Die Scheinselbständigkeit von Kurierdienstfahrern und Paketdienstfahrern im Bereich der KEP-Dienste (Kurier-Express-Paket-Dienst) war u.a. der Auslöser der Scheinselbständigkeitsdebatte in den 90er Jahren, die schliesslich in die 1999 erlassenen und bis 2003 zweimal geänderten gesetzlichen Vermutungsregelungen zur Scheinselbstständigkeit führte.
Die Bewertung ist stets eine Frage des Einzelfalls, Arbeitsrecht und Sozialversicherungsrecht sind nicht einheitlich zu betrachten, die Tendenz der Rechtsprechung scheint in Richtung Scheinselbständigkeit für den Regelfall zu weisen:
Fahrer des Paketdienstes German Parcel sind keine selbständigen Unternehmer, sondern abhängig Beschäftigte. Sie unterliegen daher der Sozialversicherungspflicht.
Hessisches Landessozialgericht vom 19.10.2006 – Aktenzeichen L 8/14 KR 1188/03
Zur Abgrenzung abhängiger Beschäftigung von selbstständiger Tätigkeit bei Personen, die im Bereich medizinischer Labordiagnostik Transporte durchführen (Sozialversicherungspflichtigkeit bejaht). Dem Senat erscheint eine Übertragung der Wertungen der §§ 425 ff HGB (Frachtführer) auf das Sozialversicherungsrecht grundsätzlich zweifelhaft.

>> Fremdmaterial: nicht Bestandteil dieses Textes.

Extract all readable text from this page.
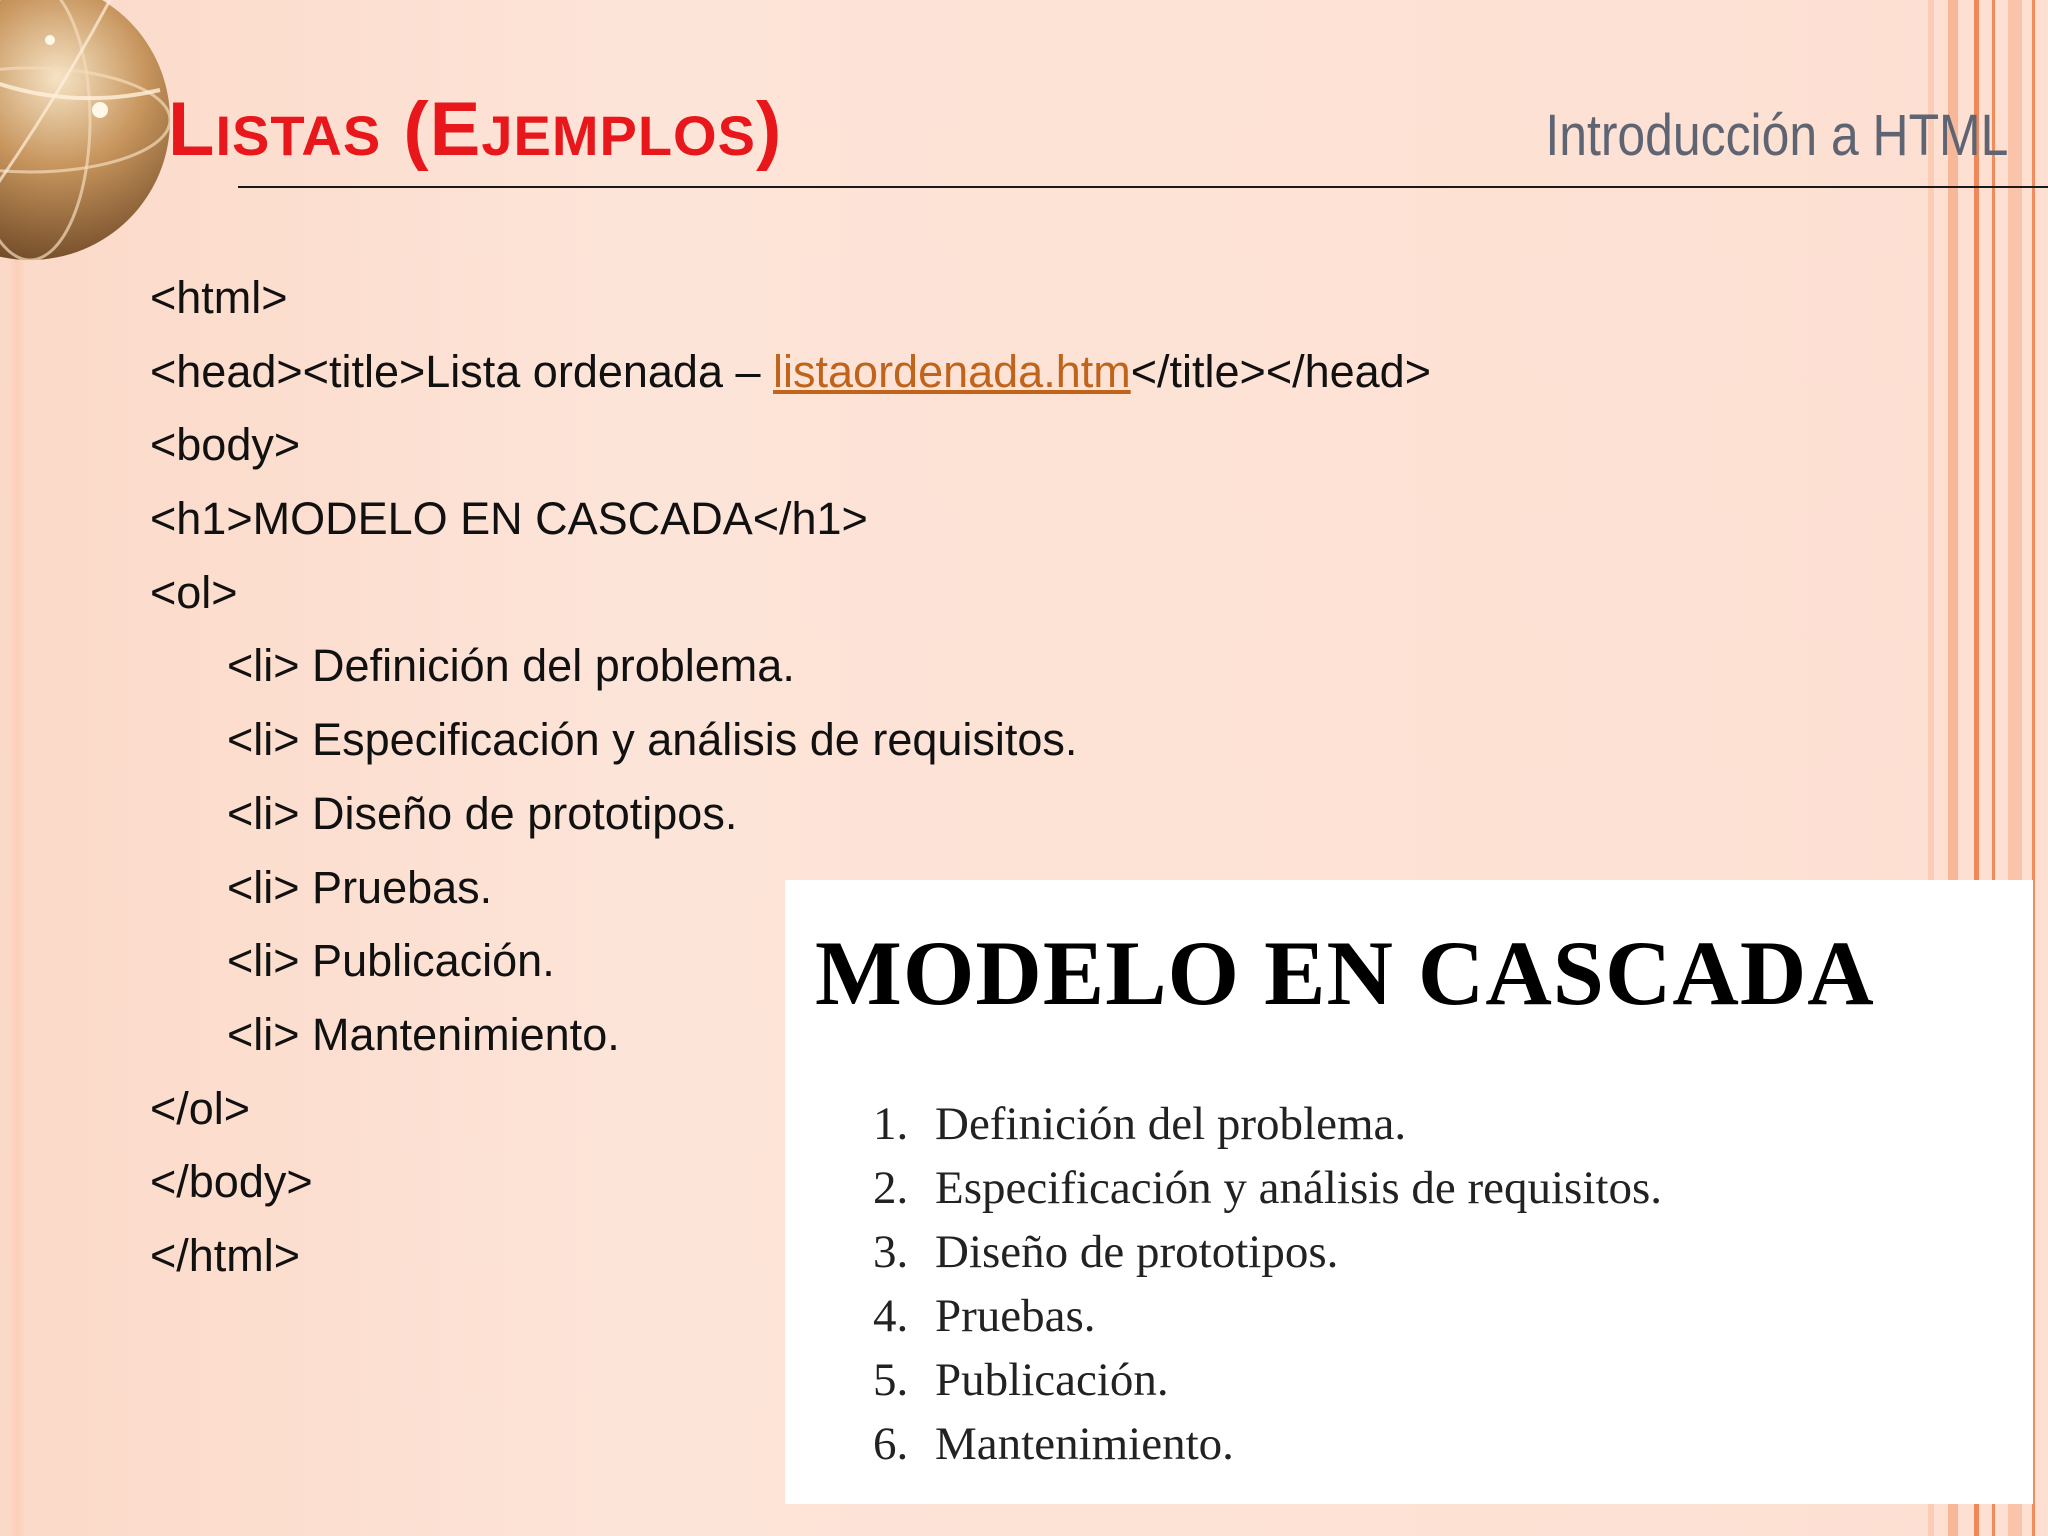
LISTAS (EJEMPLOS)	Introducción a HTML
<html>
<head><title>Lista ordenada – listaordenada.htm</title></head>
<body>
<h1>MODELO EN CASCADA</h1>
<ol>
<li> Definición del problema.
<li> Especificación y análisis de requisitos.
<li> Diseño de prototipos.
<li> Pruebas.
<li> Publicación.
<li> Mantenimiento.
</ol>
</body>
</html>
MODELO EN CASCADA
1. Definición del problema.
2. Especificación y análisis de requisitos.
3. Diseño de prototipos.
4. Pruebas.
5. Publicación.
6. Mantenimiento.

Bundessozialgericht vom 22.06.2005 – Aktenzeichen B 12 KR 28/03 R
Kuriedienstfahrer sind wie Frachtführer im Regelfall sozialversicherungsfrei.
SG Lüneburg vom 10.11.2004 – Aktenzeichen S 14 RA 219/00
„Scheinselbständigkeit“ von Kurierdienstfahrern bejaht.

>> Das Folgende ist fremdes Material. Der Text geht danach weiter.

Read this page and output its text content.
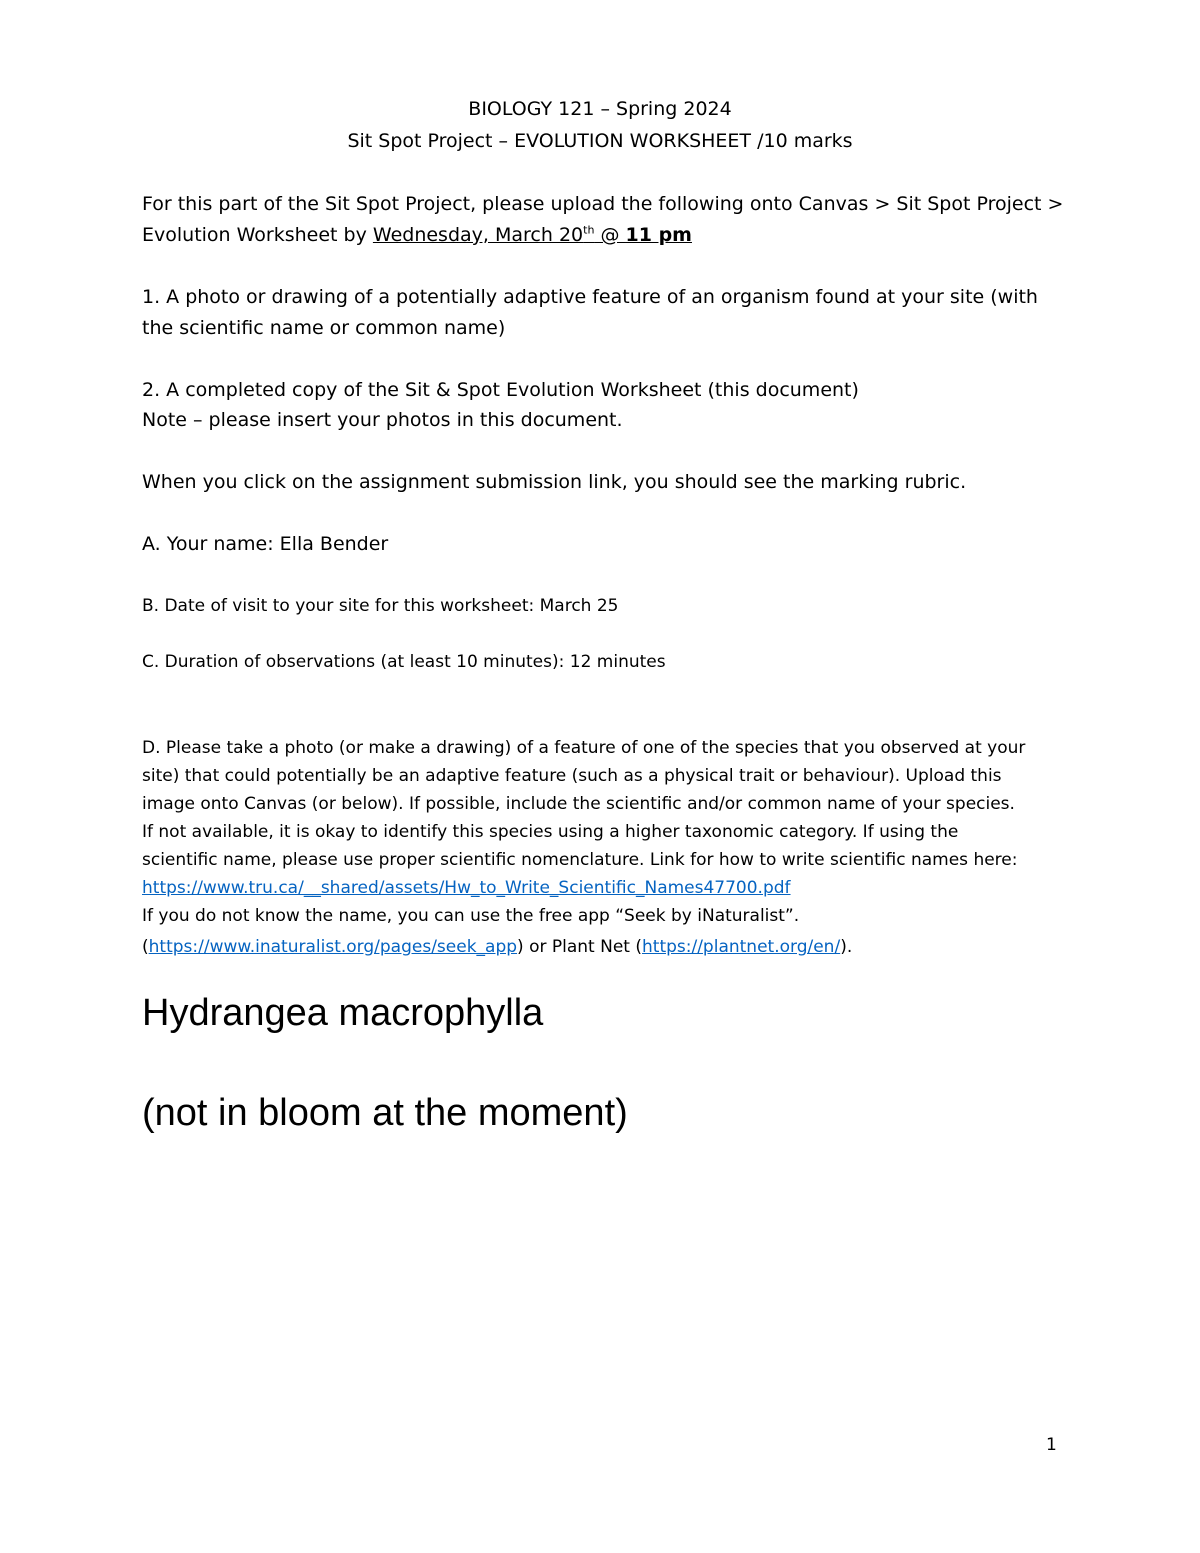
BIOLOGY 121 – Spring 2024
Sit Spot Project – EVOLUTION WORKSHEET /10 marks
For this part of the Sit Spot Project, please upload the following onto Canvas > Sit Spot Project >
Evolution Worksheet by Wednesday, March 20th @ 11 pm
1. A photo or drawing of a potentially adaptive feature of an organism found at your site (with
the scientific name or common name)
2. A completed copy of the Sit & Spot Evolution Worksheet (this document)
Note – please insert your photos in this document.
When you click on the assignment submission link, you should see the marking rubric.
A. Your name: Ella Bender
B. Date of visit to your site for this worksheet: March 25
C. Duration of observations (at least 10 minutes): 12 minutes
D. Please take a photo (or make a drawing) of a feature of one of the species that you observed at your
site) that could potentially be an adaptive feature (such as a physical trait or behaviour). Upload this
image onto Canvas (or below). If possible, include the scientific and/or common name of your species.
If not available, it is okay to identify this species using a higher taxonomic category. If using the
scientific name, please use proper scientific nomenclature. Link for how to write scientific names here:
https://www.tru.ca/__shared/assets/Hw_to_Write_Scientific_Names47700.pdf
If you do not know the name, you can use the free app “Seek by iNaturalist”.
(https://www.inaturalist.org/pages/seek_app) or Plant Net (https://plantnet.org/en/).
Hydrangea macrophylla
(not in bloom at the moment)
1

Schleswig-Holsteinisches Landessozialgericht vom 20.11.2001 Aktenzeichen L 1 KR 42/01
Ein Kurierdienstfahrer, der allein entscheidet, ob, wann und in welchem Umfang er tätig werden will, und für ausgeführte Frachtaufträge das volle vom Auftraggeber zu leistende Entgelt erhält, ist kein Arbeitnehmer des Unternehmens, das die Frachtaufträge annimmt und an die Kurierdienstfahrer weitergibt.
BAG, Urteil vom 27.6.2001 – Aktenzeichen 5 AZR 561/99
Nach den Urteilsfeststellungen beschäftigte der Angeklagte in der Zeit von November 2001 bis Januar 2003 einen Fahrer in seinem Kurierdienst, für den er trotz wiederholter Mahnungen der Kasse und Androhungen von Zwangsvollstreckungsmaßnahmen die monatlichen Sozialversicherungsbeiträge für März 2002 bis Januar 2003, mit Ausnahme der Monate Juni, Juli und September 2002, nicht zahlte. Der jeweilige Arbeitnehmeranteil betrug 151, 86 € bzw. 97,44 € für Januar 2003.

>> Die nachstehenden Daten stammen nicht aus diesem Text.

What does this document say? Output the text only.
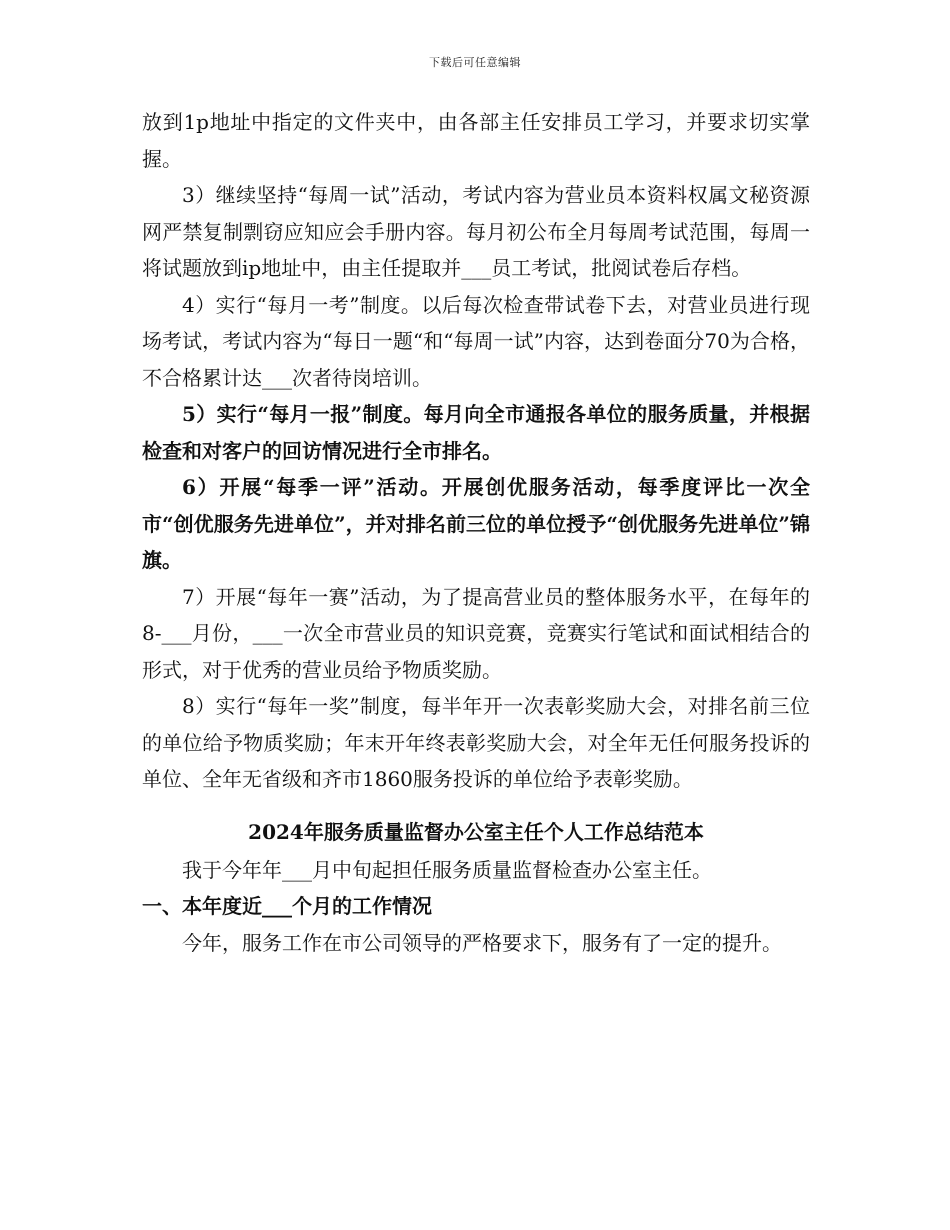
下载后可任意编辑

放到1p地址中指定的文件夹中，由各部主任安排员工学习，并要求切实掌握。

3）继续坚持“每周一试”活动，考试内容为营业员本资料权属文秘资源网严禁复制剽窃应知应会手册内容。每月初公布全月每周考试范围，每周一将试题放到ip地址中，由主任提取并___员工考试，批阅试卷后存档。

4）实行“每月一考”制度。以后每次检查带试卷下去，对营业员进行现场考试，考试内容为“每日一题“和“每周一试”内容，达到卷面分70为合格，不合格累计达___次者待岗培训。

5）实行“每月一报”制度。每月向全市通报各单位的服务质量，并根据检查和对客户的回访情况进行全市排名。

6）开展“每季一评”活动。开展创优服务活动，每季度评比一次全市“创优服务先进单位”，并对排名前三位的单位授予“创优服务先进单位”锦旗。

7）开展“每年一赛”活动，为了提高营业员的整体服务水平，在每年的8-___月份，___一次全市营业员的知识竞赛，竞赛实行笔试和面试相结合的形式，对于优秀的营业员给予物质奖励。

8）实行“每年一奖”制度，每半年开一次表彰奖励大会，对排名前三位的单位给予物质奖励；年末开年终表彰奖励大会，对全年无任何服务投诉的单位、全年无省级和齐市1860服务投诉的单位给予表彰奖励。

2024年服务质量监督办公室主任个人工作总结范本

我于今年年___月中旬起担任服务质量监督检查办公室主任。

一、本年度近___个月的工作情况

今年，服务工作在市公司领导的严格要求下，服务有了一定的提升。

Das Amtsgericht verurteilte den Angeklagten wegen Vorenthaltens und Veruntreuens von Arbeitsentgelt nach § 266 a StGB (Sozialversicherungsbetrug) in elf Fällen sowie wegen Betrugs nach § 263 StGB zu einer Gesamtfreiheitsstrafe von acht Monaten, deren Vollstreckung es zur Bewährung aussetzte. Das Landgericht bestätigte dies, während das OLG Koblenz das Urteil aufhob (u.a. weil der Beschuldigte die Sozialversicherungsbeträge wegen Zahlungsunfähigkeit mglw. gar nicht zahlen konnte) und an das Landgericht zurückverwies.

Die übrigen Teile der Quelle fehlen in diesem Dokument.